The centenary celebrations

It is really worth admiring them in person, these masterpieces, especially in the centenary year.

The celebrations will continue for all of 2026 alternating exhibitions, concerts and events of all kinds.

Tante le celebrazioni previste per il centenario di Bauhaus a Dessau: mostre, concerti ed eventi (foto di Michael Deutsch).

The Amazing Magdeburg

But Saxony-Anhalt is not just Bauhaus: there is no shortage of attractions for every palate. Starting with the capital city of Magdeburg, Prussian in soul, the birthplace of Telemann and the fourth greenest city in Germany.

Il municipio di Magdeburgo, città natale di Telemann nonché quarto centro più verde della Germania (foto di FelixPaulin).

It boasts, among other things, the oldest Gothic cathedral on German soil (consecrated in 1363) and the crazy pink Green Citadel complex, opened in 2005 on the site of a hideous DDR building.

La cattedrale di Magdeburgo, la più antica in terra tedesca: venne consacrata nel 1363 (foto di Nilz Böhme).

Wörlitz: park, buildings and artificial volcano

Those who love the 18th century cannot miss the 'Garden Kingdom' of Wörlitz, the largest English-style park in Europe.

25 kilometres long, inspired by the philosophy of Rousseau and the aesthetics of Winckelmann, it is home to countless architectural gems: from the splendid Neoclassical palace with its Rubens and Canaletto to the Neo-Gothic churches and Villa Hamilton, a smaller twin of the Posillipo villa.

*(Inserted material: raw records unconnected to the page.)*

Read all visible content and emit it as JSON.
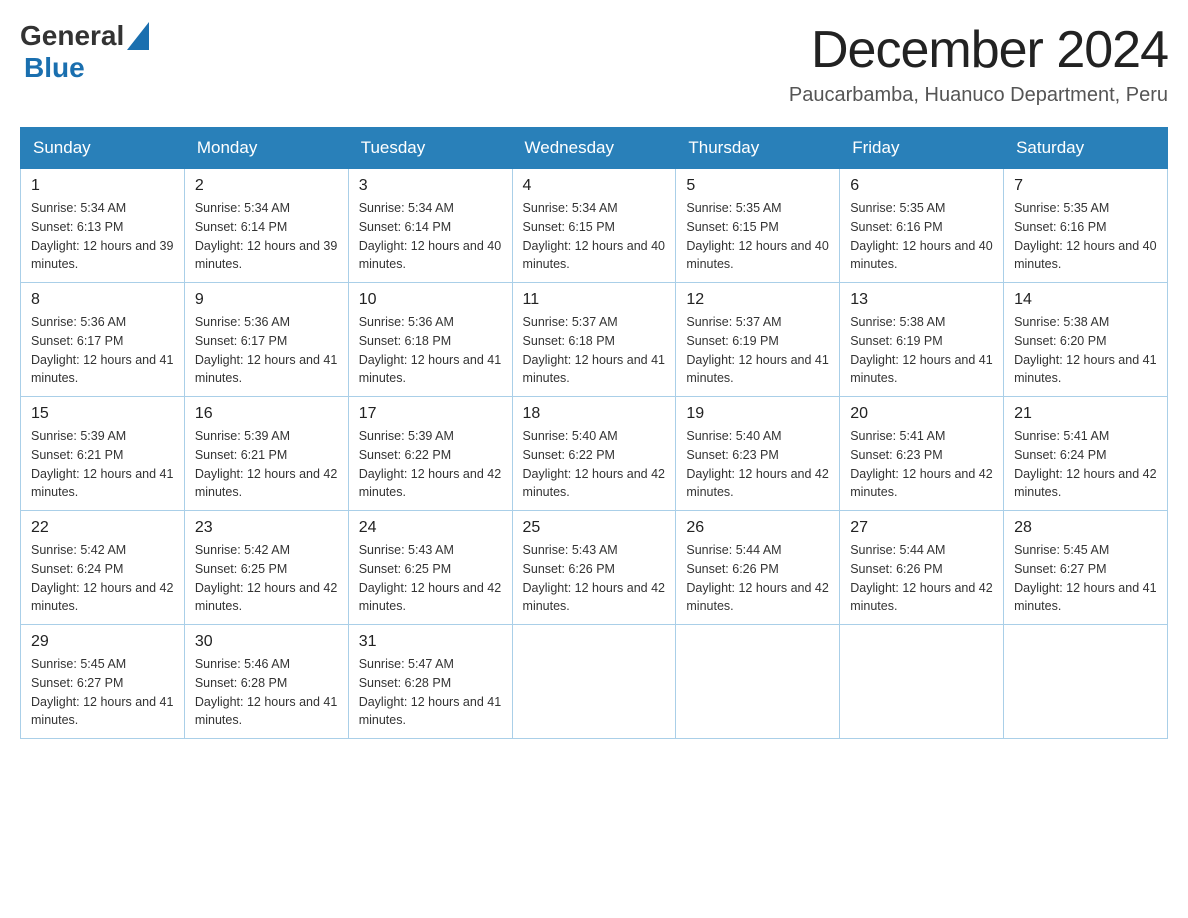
{
  "header": {
    "logo_general": "General",
    "logo_blue": "Blue",
    "month_title": "December 2024",
    "location": "Paucarbamba, Huanuco Department, Peru"
  },
  "weekdays": [
    "Sunday",
    "Monday",
    "Tuesday",
    "Wednesday",
    "Thursday",
    "Friday",
    "Saturday"
  ],
  "weeks": [
    [
      {
        "day": "1",
        "sunrise": "5:34 AM",
        "sunset": "6:13 PM",
        "daylight": "12 hours and 39 minutes."
      },
      {
        "day": "2",
        "sunrise": "5:34 AM",
        "sunset": "6:14 PM",
        "daylight": "12 hours and 39 minutes."
      },
      {
        "day": "3",
        "sunrise": "5:34 AM",
        "sunset": "6:14 PM",
        "daylight": "12 hours and 40 minutes."
      },
      {
        "day": "4",
        "sunrise": "5:34 AM",
        "sunset": "6:15 PM",
        "daylight": "12 hours and 40 minutes."
      },
      {
        "day": "5",
        "sunrise": "5:35 AM",
        "sunset": "6:15 PM",
        "daylight": "12 hours and 40 minutes."
      },
      {
        "day": "6",
        "sunrise": "5:35 AM",
        "sunset": "6:16 PM",
        "daylight": "12 hours and 40 minutes."
      },
      {
        "day": "7",
        "sunrise": "5:35 AM",
        "sunset": "6:16 PM",
        "daylight": "12 hours and 40 minutes."
      }
    ],
    [
      {
        "day": "8",
        "sunrise": "5:36 AM",
        "sunset": "6:17 PM",
        "daylight": "12 hours and 41 minutes."
      },
      {
        "day": "9",
        "sunrise": "5:36 AM",
        "sunset": "6:17 PM",
        "daylight": "12 hours and 41 minutes."
      },
      {
        "day": "10",
        "sunrise": "5:36 AM",
        "sunset": "6:18 PM",
        "daylight": "12 hours and 41 minutes."
      },
      {
        "day": "11",
        "sunrise": "5:37 AM",
        "sunset": "6:18 PM",
        "daylight": "12 hours and 41 minutes."
      },
      {
        "day": "12",
        "sunrise": "5:37 AM",
        "sunset": "6:19 PM",
        "daylight": "12 hours and 41 minutes."
      },
      {
        "day": "13",
        "sunrise": "5:38 AM",
        "sunset": "6:19 PM",
        "daylight": "12 hours and 41 minutes."
      },
      {
        "day": "14",
        "sunrise": "5:38 AM",
        "sunset": "6:20 PM",
        "daylight": "12 hours and 41 minutes."
      }
    ],
    [
      {
        "day": "15",
        "sunrise": "5:39 AM",
        "sunset": "6:21 PM",
        "daylight": "12 hours and 41 minutes."
      },
      {
        "day": "16",
        "sunrise": "5:39 AM",
        "sunset": "6:21 PM",
        "daylight": "12 hours and 42 minutes."
      },
      {
        "day": "17",
        "sunrise": "5:39 AM",
        "sunset": "6:22 PM",
        "daylight": "12 hours and 42 minutes."
      },
      {
        "day": "18",
        "sunrise": "5:40 AM",
        "sunset": "6:22 PM",
        "daylight": "12 hours and 42 minutes."
      },
      {
        "day": "19",
        "sunrise": "5:40 AM",
        "sunset": "6:23 PM",
        "daylight": "12 hours and 42 minutes."
      },
      {
        "day": "20",
        "sunrise": "5:41 AM",
        "sunset": "6:23 PM",
        "daylight": "12 hours and 42 minutes."
      },
      {
        "day": "21",
        "sunrise": "5:41 AM",
        "sunset": "6:24 PM",
        "daylight": "12 hours and 42 minutes."
      }
    ],
    [
      {
        "day": "22",
        "sunrise": "5:42 AM",
        "sunset": "6:24 PM",
        "daylight": "12 hours and 42 minutes."
      },
      {
        "day": "23",
        "sunrise": "5:42 AM",
        "sunset": "6:25 PM",
        "daylight": "12 hours and 42 minutes."
      },
      {
        "day": "24",
        "sunrise": "5:43 AM",
        "sunset": "6:25 PM",
        "daylight": "12 hours and 42 minutes."
      },
      {
        "day": "25",
        "sunrise": "5:43 AM",
        "sunset": "6:26 PM",
        "daylight": "12 hours and 42 minutes."
      },
      {
        "day": "26",
        "sunrise": "5:44 AM",
        "sunset": "6:26 PM",
        "daylight": "12 hours and 42 minutes."
      },
      {
        "day": "27",
        "sunrise": "5:44 AM",
        "sunset": "6:26 PM",
        "daylight": "12 hours and 42 minutes."
      },
      {
        "day": "28",
        "sunrise": "5:45 AM",
        "sunset": "6:27 PM",
        "daylight": "12 hours and 41 minutes."
      }
    ],
    [
      {
        "day": "29",
        "sunrise": "5:45 AM",
        "sunset": "6:27 PM",
        "daylight": "12 hours and 41 minutes."
      },
      {
        "day": "30",
        "sunrise": "5:46 AM",
        "sunset": "6:28 PM",
        "daylight": "12 hours and 41 minutes."
      },
      {
        "day": "31",
        "sunrise": "5:47 AM",
        "sunset": "6:28 PM",
        "daylight": "12 hours and 41 minutes."
      },
      null,
      null,
      null,
      null
    ]
  ]
}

Il “Castello di Wörlitz”: ultimato nel 1773 per Leopoldo III all’interno del Regno giardino, rappresenta il primo palazzo neoclassico in terra tedesca.

The highlight of Wörlitz? The largeest artificial volcano in Europe, built in the eighteenth century at the behest of the 'philosopher duke' Leopold III after a trip to Naples.

A pyrotechnic German Vesuvius from two and a half centuries ago. Perfectly functional even today.